First strike against Evans Dixon report
Financial services firm Evans Dixon was hit by a first strike against its remuneration report.
Already under pressure, financial services firm Evans Dixon was hit by a first strike against its remuneration report in a move driven by corporate raider Tony Pitt, who had built up a 19.55 per cent stake in the company.
Evans Dixon copped a 34.7 per cent vote against its remuneration report in what is seen as a shot across its bows by Mr Pitt, whose 360 Capital unveiled a takeover proposal last month.
The vote at the company’s annual general meeting was arguably magnified as the many staff on the register were unable to vote on the resolution.
Mr Pitt, who did not ask questions at the meeting on Wednesday, is seeking control of the firm via a cash and scrip proposal and reached out directly to staff, who dominate the register, inviting them to contact him about his plans to make the company a bigger player in financial advice.
A separate resolution to grant Evans Dixon staff rights and options packages, which Mr Pitt indicated he opposed, was narrowly passed at the AGM.
The passing of the resolution, despite a 46.12 per cent vote against the move, meant that 360 Capital could pull its takeover plan for the $145m company as it was conditional on the resolution being pulled or failing.
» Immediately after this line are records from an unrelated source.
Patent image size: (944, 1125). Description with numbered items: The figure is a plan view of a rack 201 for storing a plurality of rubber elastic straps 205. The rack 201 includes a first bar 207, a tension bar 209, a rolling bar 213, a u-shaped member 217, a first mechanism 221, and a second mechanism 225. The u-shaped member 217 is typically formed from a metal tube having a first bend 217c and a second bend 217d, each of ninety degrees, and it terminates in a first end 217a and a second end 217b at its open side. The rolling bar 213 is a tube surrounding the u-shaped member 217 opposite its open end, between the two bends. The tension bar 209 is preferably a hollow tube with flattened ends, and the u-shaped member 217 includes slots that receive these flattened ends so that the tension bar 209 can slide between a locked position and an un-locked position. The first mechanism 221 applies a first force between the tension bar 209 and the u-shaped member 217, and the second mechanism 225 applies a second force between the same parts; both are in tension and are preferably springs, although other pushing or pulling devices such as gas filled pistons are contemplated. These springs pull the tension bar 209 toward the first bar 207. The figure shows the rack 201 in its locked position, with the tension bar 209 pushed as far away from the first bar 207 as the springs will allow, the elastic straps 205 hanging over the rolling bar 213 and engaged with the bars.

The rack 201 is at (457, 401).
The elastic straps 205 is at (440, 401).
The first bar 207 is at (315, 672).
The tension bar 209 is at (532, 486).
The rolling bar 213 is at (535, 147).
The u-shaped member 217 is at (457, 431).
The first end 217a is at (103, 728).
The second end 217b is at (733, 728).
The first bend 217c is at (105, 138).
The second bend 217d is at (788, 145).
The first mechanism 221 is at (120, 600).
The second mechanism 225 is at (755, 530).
Executive chairman David Evans faced questions about the company’s response to 360 Capital’s takeover proposal but said it was yet to even be formalised via the bidder’s statement.
He said 360 Capital’s offer was an unsolicited, unexpected and highly conditional offer to acquire the shares of Evans Dixon that it did not already own.
The company also declined to comment on action by the corporate regulator against its Dixon Advisory arm, which relates to the selling of its underperforming US property fund. It is defending the action.
Mr Evans told the meeting the year was also marked by the financial and operational challenges in the second half from the COVID-19 pandemic, which, combined with moves to overhaul the business, had led to a softer but relatively resilient financial performance.
Net revenue for the group was down 10 per cent compared with fiscal 2019, affected by pandemic-driven weaker second half revenues in E&P and funds management.
The group delivered underlying earnings of $37.2m for fiscal 2020, a 16 per cent lower than last year. Funds under advice was flat compared with 12 months prior at $20.1bn, although some clients left Dixon Advisory.
Funds under management dropped 1 per cent with growth in its solar infrastructure business, US Solar Fund, and strong performances across core equities portfolios offset by asset sales and portfolio writedowns in its troubled US property fund.